If your SO wants to get divorced, he’ll find the way.

Tiger7's picture

I do think she'll screw with him but she does have a boyfriend and supposedly they're getting married too. I told him to not mention anything about our plans to her or his daughters until this is done. He has no assets - none. And I researched my state when we first talked about getting married....my sole assets are not up for grabs. I can prove that everything I have was mine before we even met. I'll look into further though. When I first started dating again after a lot of years....I really didn't want to get involved with someone who had young kids or teens. I kept this man at bay for a long time because of that....just wanted to hang out cause I always had such fun with him....DAMN!

Harry's picture

If she is on welfair, the state can go after your SO, her husband for welfair reimbursements, money they paid to her because her husband, SO, is not supporting his family

Tiger7's picture

He is supporting the children.

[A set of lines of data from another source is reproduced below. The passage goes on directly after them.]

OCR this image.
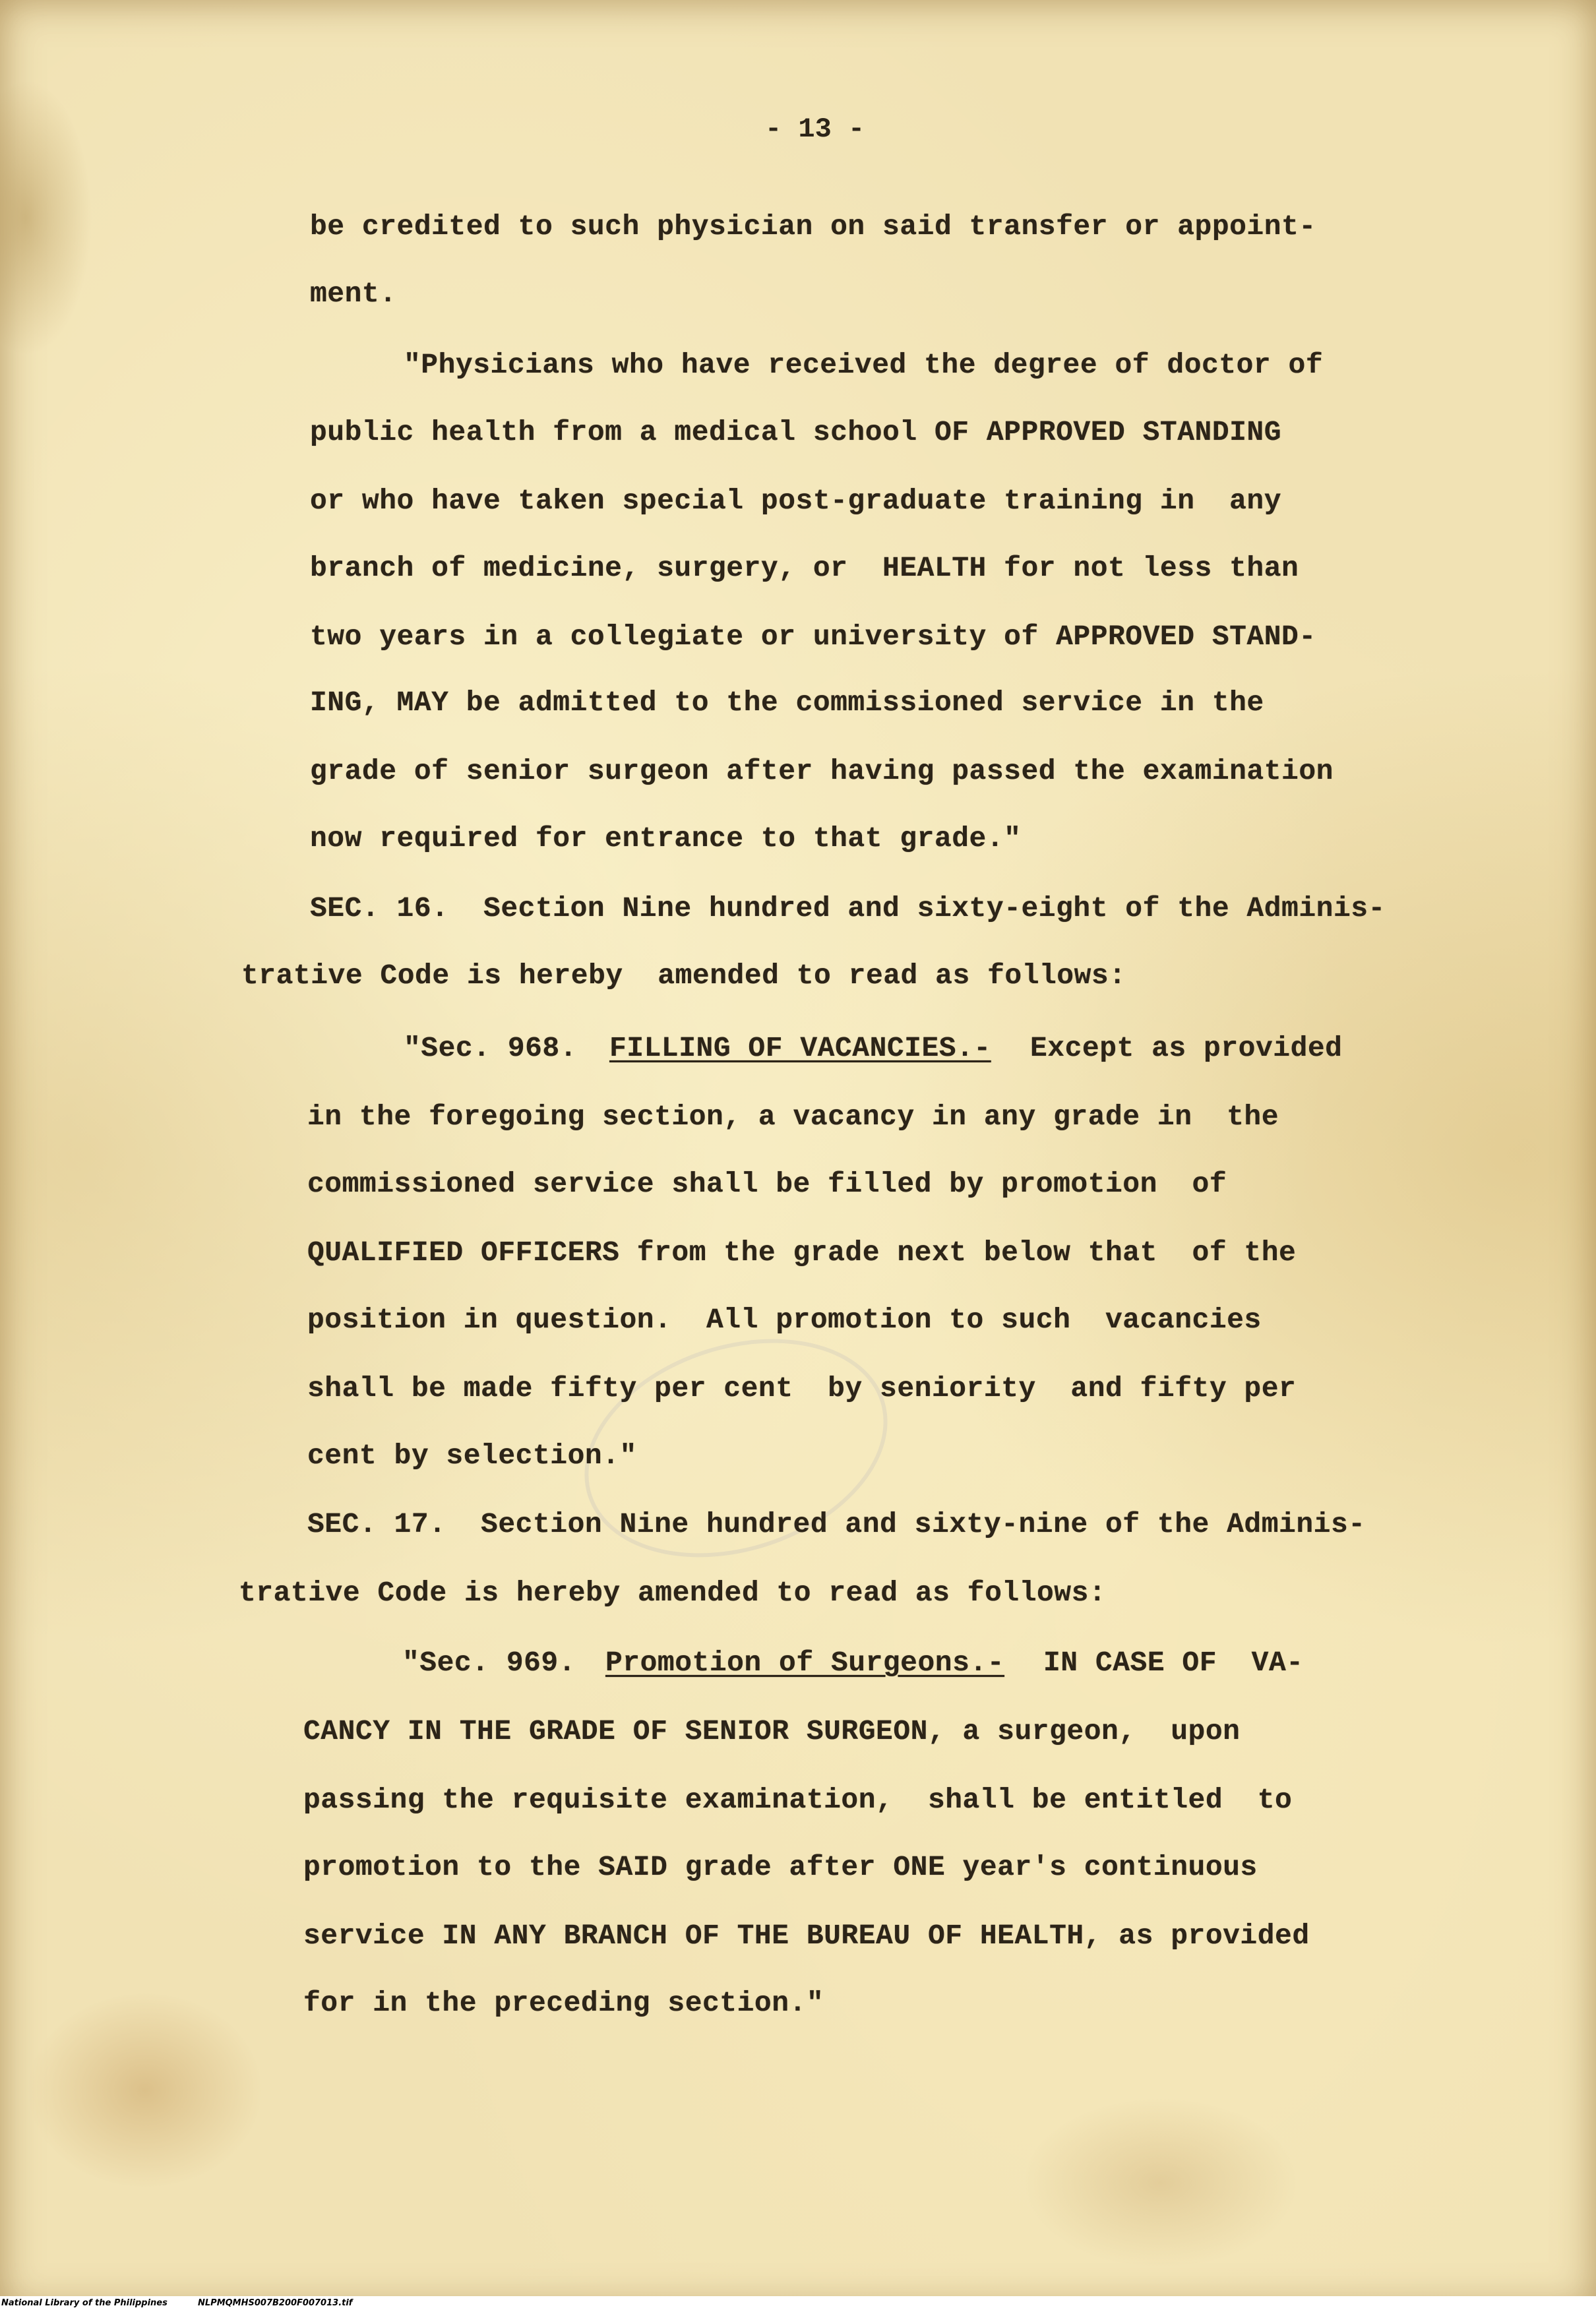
- 13 -

be credited to such physician on said transfer or appoint-

ment.

"Physicians who have received the degree of doctor of

public health from a medical school OF APPROVED STANDING

or who have taken special post-graduate training in  any

branch of medicine, surgery, or  HEALTH for not less than

two years in a collegiate or university of APPROVED STAND-

ING, MAY be admitted to the commissioned service in the

grade of senior surgeon after having passed the examination

now required for entrance to that grade."

SEC. 16.  Section Nine hundred and sixty-eight of the Adminis-

trative Code is hereby  amended to read as follows:

"Sec. 968. FILLING OF VACANCIES.- Except as provided

in the foregoing section, a vacancy in any grade in  the

commissioned service shall be filled by promotion  of

QUALIFIED OFFICERS from the grade next below that  of the

position in question.  All promotion to such  vacancies

shall be made fifty per cent  by seniority  and fifty per

cent by selection."

SEC. 17.  Section Nine hundred and sixty-nine of the Adminis-

trative Code is hereby amended to read as follows:

"Sec. 969. Promotion of Surgeons.- IN CASE OF  VA-

CANCY IN THE GRADE OF SENIOR SURGEON, a surgeon,  upon

passing the requisite examination,  shall be entitled  to

promotion to the SAID grade after ONE year's continuous

service IN ANY BRANCH OF THE BUREAU OF HEALTH, as provided

for in the preceding section."

National Library of the Philippines	NLPMQMHS007B200F007013.tif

He's been paying child support the entire time they've been apart through child support enforcement. New York state doesn't play. They will even take it from unemployment benefits - that happened to a friend of mine. SO's comes right out of his checks and I've seen the stubs. And, according to BM, she doesn't see all of that money which I believe means SHE owes the state so they take some of the cs money and give her the rest. She's a hustler - won't be surprised at all if she tried to scam social services somehow and they caught it. I found all this out cause she told the daughters that SO doesn't pay her much but again, I've seen the paystubs and the old & new support & custody orders. He pays.

Livingoutloud's picture

Yes that’s what OP posted earlier:
“Not exactly sure but I think its a lot. Thousands. I know what they take from his pay covers current cs and then some towards arrears. Plus any tax refunds get taken”

So he owes thousands? Honestly if I found out my DH is still married to BM and she could demand more money plus he owes her money, I’d bail.

stepmomof1biomomof1's picture

My ex pays more in CS than what I receive, There is a fee for them taking it out of his check. I think he pays $130 and I get $117 a week. That is a $672 difference through out the year.

Tiger7's picture

I'm not bailing. Aside from this, he is an amazing partner. I'm old enough to know what I want and need to be happy. If we don't ever marry, it doesn't change my commitment to him. I was married once and it didn't mean s**t.

strugglingSM's picture

As my friend's divorce attorney explained to her, alimony is supposed to be temporary to help the other person get on their feet, not a permanent source of income. In this case, my friend was the one who had to pay alimony to her ex husband. They had no children, so she was working with an attorney to figure out how long she'd have to pay.

The BM in your case can ask. If I were your DH, I'd pull together the original - unsigned divorce docs and proof that he and BM have been living apart for 10 years and she has not asked for money as "precedent" that she declined alimony. If she receives social service payments, she may not want alimony, because it could reduce her payments.